Oggi, 31 ottobre, è il giorno della scadenza del concordato preventivo biennale. La misura su cui punta il governo, per reperire nuove risorse da destinare alla Manovra, è rivolta alle partite Iva e alle piccole imprese. Di cosa si tratta? Le partite Iva che aderiscono accettano di pagare una quantità predeterminata di tasse per il 2024 e il 2025, una somma stimata dall'Agenzia delle Entrate che ha calcolato per ciascun contribuente, in base a una previsione di reddito, quanto dovrebbe pagare di imposte.
Le agevolazioni Accettando di pagare si evitano per due anni e nei 5 anni precedenti i controlli del Fisco, e si viene considerati "nuovamente" affidabili. Inoltre si possono avere sconti sugli utili per i prossimi due anni: se la previsione di reddito è più alta di quella degli anni passati - i calcoli del Fisco si basano su dati passati - si paga una tassa bassissima, che può andare dal 3% al 15%, sulla differenza.
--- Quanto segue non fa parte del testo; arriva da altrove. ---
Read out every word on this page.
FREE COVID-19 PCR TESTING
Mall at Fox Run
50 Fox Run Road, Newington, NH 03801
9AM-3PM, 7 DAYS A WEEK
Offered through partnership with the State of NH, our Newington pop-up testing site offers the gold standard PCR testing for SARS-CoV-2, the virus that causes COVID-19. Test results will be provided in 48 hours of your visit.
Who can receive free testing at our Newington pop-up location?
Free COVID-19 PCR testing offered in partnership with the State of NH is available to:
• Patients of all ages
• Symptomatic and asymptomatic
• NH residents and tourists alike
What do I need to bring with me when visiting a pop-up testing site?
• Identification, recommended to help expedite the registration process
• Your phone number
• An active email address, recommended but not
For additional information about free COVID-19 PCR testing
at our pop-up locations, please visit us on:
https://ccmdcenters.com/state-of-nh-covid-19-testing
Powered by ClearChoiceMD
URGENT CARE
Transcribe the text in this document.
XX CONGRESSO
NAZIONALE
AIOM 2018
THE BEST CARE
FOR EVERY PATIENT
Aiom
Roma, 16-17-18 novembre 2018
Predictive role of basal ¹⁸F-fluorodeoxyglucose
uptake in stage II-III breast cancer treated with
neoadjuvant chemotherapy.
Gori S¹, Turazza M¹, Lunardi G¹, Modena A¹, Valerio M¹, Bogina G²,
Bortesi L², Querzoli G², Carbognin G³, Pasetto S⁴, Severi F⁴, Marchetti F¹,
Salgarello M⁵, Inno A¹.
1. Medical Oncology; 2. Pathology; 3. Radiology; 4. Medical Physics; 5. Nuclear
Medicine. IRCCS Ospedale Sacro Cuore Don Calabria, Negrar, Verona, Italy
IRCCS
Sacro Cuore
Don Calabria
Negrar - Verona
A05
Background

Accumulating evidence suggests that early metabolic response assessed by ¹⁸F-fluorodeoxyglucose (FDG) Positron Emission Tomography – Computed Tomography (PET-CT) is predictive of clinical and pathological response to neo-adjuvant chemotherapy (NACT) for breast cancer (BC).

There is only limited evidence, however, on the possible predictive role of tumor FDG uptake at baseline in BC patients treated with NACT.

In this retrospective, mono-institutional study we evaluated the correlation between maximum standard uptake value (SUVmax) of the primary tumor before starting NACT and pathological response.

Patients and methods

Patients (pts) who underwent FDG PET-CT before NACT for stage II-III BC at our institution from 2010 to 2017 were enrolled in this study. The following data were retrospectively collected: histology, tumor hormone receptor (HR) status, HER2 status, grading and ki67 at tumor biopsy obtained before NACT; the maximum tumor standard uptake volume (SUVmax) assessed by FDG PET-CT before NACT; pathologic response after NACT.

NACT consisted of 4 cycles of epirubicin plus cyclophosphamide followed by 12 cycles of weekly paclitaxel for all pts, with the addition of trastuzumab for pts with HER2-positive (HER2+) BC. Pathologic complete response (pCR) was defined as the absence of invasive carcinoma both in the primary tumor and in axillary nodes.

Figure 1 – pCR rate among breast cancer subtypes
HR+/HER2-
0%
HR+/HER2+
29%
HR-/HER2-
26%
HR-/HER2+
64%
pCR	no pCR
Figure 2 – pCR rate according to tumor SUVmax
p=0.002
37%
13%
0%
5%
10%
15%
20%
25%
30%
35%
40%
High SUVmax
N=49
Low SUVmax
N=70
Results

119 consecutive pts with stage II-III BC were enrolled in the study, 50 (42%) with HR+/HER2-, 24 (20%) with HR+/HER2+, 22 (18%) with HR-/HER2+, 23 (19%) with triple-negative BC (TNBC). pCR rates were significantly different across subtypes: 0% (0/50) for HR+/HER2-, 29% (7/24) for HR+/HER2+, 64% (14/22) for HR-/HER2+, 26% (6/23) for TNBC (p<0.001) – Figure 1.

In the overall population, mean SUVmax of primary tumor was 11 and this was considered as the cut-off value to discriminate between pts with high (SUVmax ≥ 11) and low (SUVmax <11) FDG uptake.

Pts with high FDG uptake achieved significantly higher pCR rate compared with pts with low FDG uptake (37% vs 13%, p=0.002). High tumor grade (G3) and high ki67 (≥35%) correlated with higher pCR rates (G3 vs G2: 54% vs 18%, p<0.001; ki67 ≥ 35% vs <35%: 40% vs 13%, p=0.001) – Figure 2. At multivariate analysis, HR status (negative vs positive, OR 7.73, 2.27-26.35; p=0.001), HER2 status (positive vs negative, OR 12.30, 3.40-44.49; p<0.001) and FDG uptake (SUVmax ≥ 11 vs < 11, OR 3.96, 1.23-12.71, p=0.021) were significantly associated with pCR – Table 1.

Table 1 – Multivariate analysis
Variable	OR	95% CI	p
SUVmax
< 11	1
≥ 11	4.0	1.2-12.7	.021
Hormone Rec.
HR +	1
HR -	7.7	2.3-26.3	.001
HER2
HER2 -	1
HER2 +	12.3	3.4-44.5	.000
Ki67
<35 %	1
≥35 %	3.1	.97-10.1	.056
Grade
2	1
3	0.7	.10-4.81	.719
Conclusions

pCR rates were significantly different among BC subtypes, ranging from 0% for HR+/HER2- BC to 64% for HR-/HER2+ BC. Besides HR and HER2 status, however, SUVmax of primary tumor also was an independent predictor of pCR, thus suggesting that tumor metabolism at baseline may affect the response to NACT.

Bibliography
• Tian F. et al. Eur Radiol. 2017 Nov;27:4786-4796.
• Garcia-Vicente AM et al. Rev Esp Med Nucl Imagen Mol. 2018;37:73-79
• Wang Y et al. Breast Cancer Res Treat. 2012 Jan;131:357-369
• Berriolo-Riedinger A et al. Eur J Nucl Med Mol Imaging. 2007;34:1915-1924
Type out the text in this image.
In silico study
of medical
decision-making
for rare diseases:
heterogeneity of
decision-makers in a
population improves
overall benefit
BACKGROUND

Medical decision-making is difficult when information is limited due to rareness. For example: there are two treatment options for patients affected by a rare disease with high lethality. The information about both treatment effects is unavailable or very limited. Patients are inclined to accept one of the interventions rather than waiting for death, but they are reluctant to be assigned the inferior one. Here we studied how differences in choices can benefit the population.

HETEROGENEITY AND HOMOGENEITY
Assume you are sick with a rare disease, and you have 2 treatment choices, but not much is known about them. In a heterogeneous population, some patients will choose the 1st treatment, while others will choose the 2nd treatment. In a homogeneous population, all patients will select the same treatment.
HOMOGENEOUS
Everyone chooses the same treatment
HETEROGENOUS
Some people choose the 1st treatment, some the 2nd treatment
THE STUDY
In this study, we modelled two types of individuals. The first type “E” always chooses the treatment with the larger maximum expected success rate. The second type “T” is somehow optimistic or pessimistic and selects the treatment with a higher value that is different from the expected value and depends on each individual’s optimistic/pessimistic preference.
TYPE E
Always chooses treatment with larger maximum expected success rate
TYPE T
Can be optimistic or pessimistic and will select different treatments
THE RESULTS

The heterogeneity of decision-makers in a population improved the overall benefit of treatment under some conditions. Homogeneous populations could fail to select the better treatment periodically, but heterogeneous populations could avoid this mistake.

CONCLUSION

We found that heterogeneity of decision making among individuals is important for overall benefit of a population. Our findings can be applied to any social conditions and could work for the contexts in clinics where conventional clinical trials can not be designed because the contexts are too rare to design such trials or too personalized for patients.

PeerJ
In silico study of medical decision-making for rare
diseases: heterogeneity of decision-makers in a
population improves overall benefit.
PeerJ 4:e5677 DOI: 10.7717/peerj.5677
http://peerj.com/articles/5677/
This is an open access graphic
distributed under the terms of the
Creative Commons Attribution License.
Il governo è fiducioso Il governo punta a recuperare un po' di risorse con questo nuovo strumento fiscale per i lavoratori autonomi. Tutto dipende, però, dal gettito che produrrà e per conoscerlo bisognerà aspettare i conteggi dell'Agenzia delle Entrare in arrivo tra una decina di giorni. Ma il viceministro dell'Economia, Maurizio Leo, resta fiducioso e si attende "notizie positive".
Il "tesoretto" del concordato servirà a limare l'Irpef per il ceto medio-alto Sebbene il governo non si sia sbilanciato con alcuna stima, le aspettative sulle risorse che saranno liberate sono alte, perché è l'unica voce in grado di rimpinguare una legge di bilancio dai margini di manovra molto stretti. Informalmente, il governo punta ad incassare almeno un miliardo e mezzo con il concordato al quale è stata collegata anche una sanatoria relativa a cinque anni passati, dal 2018 al 2022. Con quelle risorse, ribadisce Leo, si lavorerà sulle aliquote Irpef: "Oggi abbiamo tre aliquote, 25%, 35% e 43%, sappiamo che il ceto medio si sta impoverendo e la nostra volontà è lavorare sulla famosa aliquota del 35%", ritoccandola al 33% ed estendendola fino a 50-60mila euro di reddito. Qualche settimana fa proprio Leo aveva quantificato i costi dell'operazione: servono 2,5 miliardi per portare l'aliquota dal 35% al 33% sui redditi fino a 50.000 euro, 4 miliardi per estenderlo fino a 60.000 euro, come chiede Forza Italia. Difficile quindi che si riesca anche ad andare incontro ai desiderata della Lega che con quelle risorse vorrebbe anche estendere la flat tax oltre gli 85mila euro.
Ecco perché i commercialisti hanno chiesto una proroga Nei giorni scorsi i commercialisti hanno chiesto una proroga lamentando disservizi: di certo martedì un problema ha riguardato gli F24, non collegati al concordato, ma sarebbe stato risolto in poche ore. Le difficoltà di accesso, pur indicate dai professionisti, non hanno trovato conferme, anche se è ovvio che vicino alla scadenza il numero di richieste può creare qualche disagio. Per i commercialisti era necessaria una proroga, altrimenti "si rischia un insuccesso della misura". Serve tempo, hanno spiegato, per definire ed elaborare le proposte e "valutarle con i contribuenti loro assistiti". Una richiesta rafforzata dalle lamentele sui disservizi scritte nero su bianco in una lettera inviata a Leo e al direttore dell'Agenzia delle Entrate, Ernesto Maria Ruffini.
Perché il governo non ha prorogato la scadenza Ma non c'è stata alcuna estensione dei termini, e il motivo lo ha spiegato il viceministro: "Noi avremmo voluto dare più tempo ai contribuenti" per aderire al concordato preventivo "ma il nostro obiettivo era vedere quali risorse abbiamo su questo per lavorare sull'Irpef" e "se non abbiamo un dato puntuale del gettito entro il 31 ottobre non siamo in grado di intervenire immediatamente" in legge di bilancio. Ora, ha sottolineato, "bisogna dare tempo all'Agenzia delle Entrate di elaborare tutti i dati delle dichiarazioni, consideriamo una decina di giorni massimo".